Chapter 9 Implementing Controls to Protect Assests Flashcards
Layered security (or defense in depth) employs multiple layers of security to protect against threats. Personnel constantly monitor, update, add to, and improve existing security controls.
Control diversity is the use of different security control types, such as technical controls, administrative controls, and physical controls.
Vendor diversity is the practice of implementing security controls from different vendors to increase security.
Physical security controls are controls you can physically touch. They often control entry and exit points, and include various types of locks.
An airgap is a physical security control that ensures that a computer or network is physically isolated from another computer or network.
Controlled areas such as data centers and server rooms should only have a single entrance and exit point. Door lock types include cipher locks, proximity cards, and biometrics.
A proximity card can electronically unlock a door and helps prevent unauthorized personnel from entering a secure area. By themselves, proximity cards do not identify and authenticate users. Some systems combine proximity cards with PINs for identification and authentication.
Tailgating occurs when one user follows closely behind another user without using credentials. A mantrap can prevent tailgating.
Security guards are a preventive physical security control and they can prevent unauthorized personnel from entering a secure area. A benefit of guards is that they can recognize people and compare an individual’s picture ID for people they don’t recognize.
Cameras and closed-circuit television (CCTV) systems provide video surveillance. They provide reliable proof of a person’s identity and activity.

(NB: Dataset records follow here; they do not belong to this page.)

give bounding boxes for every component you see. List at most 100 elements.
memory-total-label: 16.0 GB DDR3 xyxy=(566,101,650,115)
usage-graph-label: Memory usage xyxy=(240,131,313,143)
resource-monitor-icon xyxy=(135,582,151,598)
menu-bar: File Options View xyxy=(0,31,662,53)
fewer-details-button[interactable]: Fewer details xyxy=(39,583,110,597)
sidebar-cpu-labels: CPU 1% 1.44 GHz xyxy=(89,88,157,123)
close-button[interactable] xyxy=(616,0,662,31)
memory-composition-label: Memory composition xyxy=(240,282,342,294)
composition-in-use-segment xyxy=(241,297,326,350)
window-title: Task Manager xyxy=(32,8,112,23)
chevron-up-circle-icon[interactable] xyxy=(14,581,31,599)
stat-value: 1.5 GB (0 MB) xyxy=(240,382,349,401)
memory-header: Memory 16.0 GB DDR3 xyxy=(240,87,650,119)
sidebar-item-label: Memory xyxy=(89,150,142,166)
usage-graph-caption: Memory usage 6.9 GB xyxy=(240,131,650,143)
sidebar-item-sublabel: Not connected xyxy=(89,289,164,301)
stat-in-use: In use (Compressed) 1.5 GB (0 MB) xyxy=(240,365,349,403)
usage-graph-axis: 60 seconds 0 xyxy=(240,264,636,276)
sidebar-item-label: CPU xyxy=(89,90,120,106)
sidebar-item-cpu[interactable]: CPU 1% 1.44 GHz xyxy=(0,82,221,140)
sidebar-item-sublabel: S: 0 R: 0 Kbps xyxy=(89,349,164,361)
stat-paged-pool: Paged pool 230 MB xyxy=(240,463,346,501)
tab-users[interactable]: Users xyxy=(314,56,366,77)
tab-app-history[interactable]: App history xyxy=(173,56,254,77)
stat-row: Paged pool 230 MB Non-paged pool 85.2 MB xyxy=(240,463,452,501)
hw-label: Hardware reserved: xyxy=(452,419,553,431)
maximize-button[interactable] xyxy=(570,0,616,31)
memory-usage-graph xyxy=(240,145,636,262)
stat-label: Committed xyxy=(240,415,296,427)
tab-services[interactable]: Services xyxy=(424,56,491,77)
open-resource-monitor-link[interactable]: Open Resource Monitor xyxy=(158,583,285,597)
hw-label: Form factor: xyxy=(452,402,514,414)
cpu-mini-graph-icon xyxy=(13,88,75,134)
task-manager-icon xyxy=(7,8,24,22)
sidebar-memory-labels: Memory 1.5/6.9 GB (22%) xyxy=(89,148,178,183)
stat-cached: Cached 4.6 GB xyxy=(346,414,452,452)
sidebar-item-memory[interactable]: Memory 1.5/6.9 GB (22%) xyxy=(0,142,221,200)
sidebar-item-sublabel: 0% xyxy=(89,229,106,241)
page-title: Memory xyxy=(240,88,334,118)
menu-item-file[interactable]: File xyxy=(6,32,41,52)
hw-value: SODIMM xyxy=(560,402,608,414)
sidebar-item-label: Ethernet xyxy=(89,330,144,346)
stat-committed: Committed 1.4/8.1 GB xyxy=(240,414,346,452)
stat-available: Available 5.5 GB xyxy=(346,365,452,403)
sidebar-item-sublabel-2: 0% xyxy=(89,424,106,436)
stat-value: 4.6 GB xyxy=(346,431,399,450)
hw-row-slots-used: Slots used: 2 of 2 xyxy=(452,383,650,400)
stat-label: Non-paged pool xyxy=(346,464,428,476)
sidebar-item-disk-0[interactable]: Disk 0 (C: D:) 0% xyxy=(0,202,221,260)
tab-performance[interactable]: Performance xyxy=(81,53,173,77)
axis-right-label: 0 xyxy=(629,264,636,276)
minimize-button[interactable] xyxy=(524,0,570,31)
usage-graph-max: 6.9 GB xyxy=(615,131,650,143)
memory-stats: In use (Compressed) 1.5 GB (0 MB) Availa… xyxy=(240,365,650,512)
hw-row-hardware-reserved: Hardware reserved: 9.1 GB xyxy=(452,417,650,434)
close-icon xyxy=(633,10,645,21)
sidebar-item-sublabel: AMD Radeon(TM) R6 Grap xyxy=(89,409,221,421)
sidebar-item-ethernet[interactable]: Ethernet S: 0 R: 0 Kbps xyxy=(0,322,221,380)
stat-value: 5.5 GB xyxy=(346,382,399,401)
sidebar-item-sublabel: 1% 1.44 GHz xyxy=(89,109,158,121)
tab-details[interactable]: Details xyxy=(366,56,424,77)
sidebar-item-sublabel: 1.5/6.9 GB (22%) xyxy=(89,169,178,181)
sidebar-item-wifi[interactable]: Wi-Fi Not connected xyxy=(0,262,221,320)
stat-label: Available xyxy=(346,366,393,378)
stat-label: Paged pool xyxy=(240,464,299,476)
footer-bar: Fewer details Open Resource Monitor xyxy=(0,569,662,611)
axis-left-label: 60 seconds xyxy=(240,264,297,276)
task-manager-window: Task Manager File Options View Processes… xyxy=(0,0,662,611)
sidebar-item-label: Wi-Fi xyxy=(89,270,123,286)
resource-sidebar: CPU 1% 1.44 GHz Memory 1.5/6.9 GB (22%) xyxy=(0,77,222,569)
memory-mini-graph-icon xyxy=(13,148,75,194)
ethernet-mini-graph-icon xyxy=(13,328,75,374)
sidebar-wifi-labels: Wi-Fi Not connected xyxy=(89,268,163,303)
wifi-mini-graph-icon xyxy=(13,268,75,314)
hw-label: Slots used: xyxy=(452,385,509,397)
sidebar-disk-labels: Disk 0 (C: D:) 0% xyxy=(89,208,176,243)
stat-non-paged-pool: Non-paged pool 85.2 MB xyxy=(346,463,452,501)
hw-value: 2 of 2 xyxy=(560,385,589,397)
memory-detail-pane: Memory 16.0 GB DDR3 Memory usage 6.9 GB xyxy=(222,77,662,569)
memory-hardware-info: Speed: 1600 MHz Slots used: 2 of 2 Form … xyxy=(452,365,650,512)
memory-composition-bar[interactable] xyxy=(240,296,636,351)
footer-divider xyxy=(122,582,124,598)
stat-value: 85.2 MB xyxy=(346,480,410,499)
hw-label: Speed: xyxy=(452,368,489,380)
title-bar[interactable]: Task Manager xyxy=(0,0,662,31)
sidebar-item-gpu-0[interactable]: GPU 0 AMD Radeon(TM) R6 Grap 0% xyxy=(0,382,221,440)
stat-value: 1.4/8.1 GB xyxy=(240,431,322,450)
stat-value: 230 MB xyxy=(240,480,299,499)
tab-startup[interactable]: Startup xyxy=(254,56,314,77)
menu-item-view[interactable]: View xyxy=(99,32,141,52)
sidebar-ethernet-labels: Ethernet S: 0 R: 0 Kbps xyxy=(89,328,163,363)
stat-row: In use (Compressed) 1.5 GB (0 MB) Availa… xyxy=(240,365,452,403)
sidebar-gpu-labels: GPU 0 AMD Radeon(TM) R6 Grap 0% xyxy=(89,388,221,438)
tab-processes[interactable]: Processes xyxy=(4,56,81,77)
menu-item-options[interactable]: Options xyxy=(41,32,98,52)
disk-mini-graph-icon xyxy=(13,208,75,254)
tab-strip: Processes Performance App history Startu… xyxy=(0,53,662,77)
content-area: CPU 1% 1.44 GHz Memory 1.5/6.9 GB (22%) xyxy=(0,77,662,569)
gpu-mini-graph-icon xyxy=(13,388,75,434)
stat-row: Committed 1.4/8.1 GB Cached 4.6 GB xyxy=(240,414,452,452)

Fencing, lighting, and alarms are commonly implemented with motion detection systems for physical security. Infrared motion detection systems detect human activity based on the temperature.
Barricades provide stronger physical security than fences and attempt to deter attackers. Bollards are effective barricades that allow people through, but block vehicles.

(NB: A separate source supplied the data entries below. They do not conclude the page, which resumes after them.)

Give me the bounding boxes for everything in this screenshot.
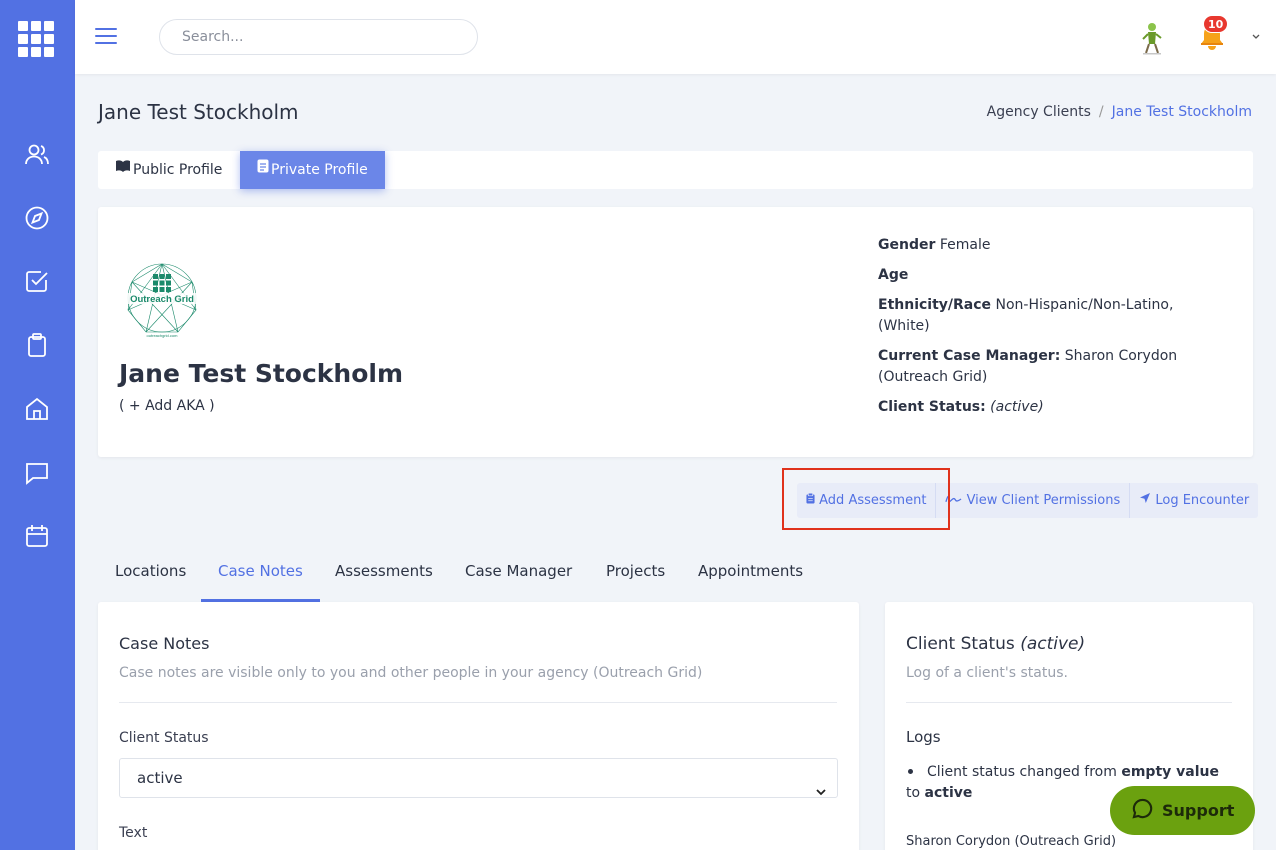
logo-url-text: outreachgrid.com <box>147 333 179 338</box>
profile-card: Outreach Grid outreachgrid.com Jane Test… <box>98 207 1253 457</box>
ethnicity-row: Ethnicity/Race Non-Hispanic/Non-Latino, … <box>878 295 1208 337</box>
tab-locations[interactable]: Locations <box>115 555 186 602</box>
client-status-row: Client Status: (active) <box>878 397 1208 418</box>
breadcrumb: Agency Clients / Jane Test Stockholm <box>987 104 1252 120</box>
users-icon[interactable] <box>24 142 50 168</box>
case-manager-label: Current Case Manager: <box>878 348 1061 364</box>
home-icon[interactable] <box>24 396 50 422</box>
clipboard-icon[interactable] <box>24 332 50 358</box>
ethnicity-label: Ethnicity/Race <box>878 297 992 313</box>
sidebar <box>0 0 75 850</box>
log-from: empty value <box>1121 764 1219 780</box>
apps-grid-icon[interactable] <box>18 21 56 58</box>
log-user: Sharon Corydon (Outreach Grid) <box>906 834 1117 849</box>
client-status-card-title: Client Status (active) <box>906 634 1085 654</box>
log-encounter-button[interactable]: Log Encounter <box>1130 483 1258 518</box>
client-status-selected: active <box>137 769 183 787</box>
case-notes-title: Case Notes <box>119 634 210 653</box>
logs-heading: Logs <box>906 728 941 746</box>
tab-case-notes[interactable]: Case Notes <box>201 555 320 602</box>
client-status-card-title-status: (active) <box>1020 634 1086 654</box>
chevron-down-icon[interactable] <box>1250 30 1262 42</box>
age-label: Age <box>878 267 909 283</box>
divider <box>119 702 837 703</box>
client-status-label: Client Status: <box>878 399 986 415</box>
tab-assessments[interactable]: Assessments <box>335 555 433 602</box>
checkbox-icon[interactable] <box>24 268 50 294</box>
divider <box>906 702 1232 703</box>
book-icon <box>115 150 131 188</box>
support-label: Support <box>1162 801 1235 820</box>
view-client-permissions-label: View Client Permissions <box>966 493 1121 508</box>
tab-projects[interactable]: Projects <box>606 555 665 602</box>
hamburger-menu-icon[interactable] <box>95 28 117 46</box>
tab-label: Public Profile <box>133 162 223 178</box>
gender-label: Gender <box>878 237 936 253</box>
top-bar: 10 <box>75 0 1276 74</box>
client-name: Jane Test Stockholm <box>119 359 404 388</box>
avatar[interactable] <box>1137 20 1167 56</box>
outreach-grid-logo: Outreach Grid outreachgrid.com <box>122 260 202 342</box>
compass-icon[interactable] <box>24 205 50 231</box>
tab-private-profile[interactable]: Private Profile <box>240 151 385 189</box>
log-text-mid: to <box>906 785 921 801</box>
profile-tabs: Public Profile Private Profile <box>98 151 1253 189</box>
search-input[interactable] <box>159 19 478 55</box>
client-status-value: (active) <box>990 399 1044 415</box>
page-title: Jane Test Stockholm <box>98 100 299 124</box>
log-encounter-label: Log Encounter <box>1155 493 1250 508</box>
case-manager-row: Current Case Manager: Sharon Corydon (Ou… <box>878 346 1208 388</box>
age-row: Age <box>878 265 1208 286</box>
highlight-box <box>782 468 950 530</box>
tab-appointments[interactable]: Appointments <box>698 555 803 602</box>
gender-value: Female <box>939 237 991 253</box>
notification-badge: 10 <box>1203 15 1229 33</box>
client-details: Gender Female Age Ethnicity/Race Non-His… <box>878 235 1208 427</box>
breadcrumb-current: Jane Test Stockholm <box>1111 104 1252 120</box>
chat-icon[interactable] <box>24 460 50 486</box>
client-status-card-title-text: Client Status <box>906 634 1015 654</box>
client-status-card-subtitle: Log of a client's status. <box>906 665 1068 681</box>
chat-bubble-icon <box>1132 798 1162 823</box>
support-button[interactable]: Support <box>1110 786 1255 835</box>
case-notes-card: Case Notes Case notes are visible only t… <box>98 602 859 850</box>
logo-text: Outreach Grid <box>130 294 194 305</box>
document-icon <box>257 150 269 188</box>
breadcrumb-separator: / <box>1098 104 1104 120</box>
client-status-field-label: Client Status <box>119 730 209 746</box>
case-notes-subtitle: Case notes are visible only to you and o… <box>119 665 703 681</box>
chevron-down-icon <box>815 773 827 796</box>
log-to: active <box>924 785 973 801</box>
add-aka-link[interactable]: ( + Add AKA ) <box>119 398 215 414</box>
tab-case-manager[interactable]: Case Manager <box>465 555 572 602</box>
text-field-label: Text <box>119 825 148 841</box>
calendar-icon[interactable] <box>24 523 50 549</box>
tab-label: Private Profile <box>271 162 368 178</box>
log-text-pre: Client status changed from <box>927 764 1117 780</box>
view-client-permissions-button[interactable]: View Client Permissions <box>936 483 1131 518</box>
client-status-select[interactable]: active <box>119 758 838 798</box>
tab-public-profile[interactable]: Public Profile <box>98 151 239 189</box>
gender-row: Gender Female <box>878 235 1208 256</box>
breadcrumb-agency-clients[interactable]: Agency Clients <box>987 104 1091 120</box>
location-arrow-icon <box>1139 493 1151 508</box>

Cable locks secure mobile computers such as laptop computers in a training lab. Server bays include locking cabinets or enclosures within a server room. Small devices can be stored in safes or locking office cabinets to prevent the theft of unused resources.
Asset management processes protect against vulnerabilities related to architecture and design weaknesses, system sprawl, and undocumented assets.
Heating, ventilation, and air conditioning (HVAC) systems control airflow for data centers and server rooms. Temperature controls protect systems from damage due to overheating.
Hot and cold aisles provide more efficient cooling of systems within a data center.
EMI shielding prevents problems from EMI sources such as fluorescent lighting fixtures. It also prevents data loss in twisted-pair cables. A Faraday cage prevents signals from emanating beyond a room or enclosure.
A single point of failure is any component that can cause the entire system to fail if it fails.
RAID disk subsystems provide fault tolerance and increase availability. RAID-1 (mirroring) uses two disks. RAID-5 uses three or more disks and can survive the failure of one disk. RAID-6 and RAID-10 use four or more disks and can survive the failure of two disks.
Load balancers spread the processing load over multiple servers. In an
active-active configuration, all servers are actively processing requests. In an active-passive configuration, at least one server is not active, but is instead monitoring activity ready to take over for a failed server. Software-based load balancers use a virtual IP.
Affinity scheduling sends client requests to the same server based on the client’s IP address. This is useful when clients need to access the same server for an entire online session. Round-robin scheduling sends requests to servers using a predefined order.
Backup strategies include full, full/ differential, full/ incremental, and snapshot strategies. A full backup strategy alone allows the quickest recovery time.
Full/ incremental backup strategies minimize the amount of time needed to perform daily backups.
Test restores verify the integrity of backups. A test restore of a full backup verifies a backup can be restored in its entirety.
Backups should be labeled to identify the contents. A copy of backups should be kept off-site.
It’s important to consider the distance between the main site and the off-site location.
The data contained in the backups can have legal implications. If it includes Personally Identifiable Information (PII) or Protected Health Information (PHI), it must be protected according to governing laws.
The location of the data backups affects the data sovereignty. If backups are stored in a different country, the data on the backups is now subject to the laws and regulations of that country.
A business impact analysis (BIA) is part of a business continuity plan (BCP) and it identifies mission-essential functions, critical systems, and vulnerable business processes that are essential to the organization’s success.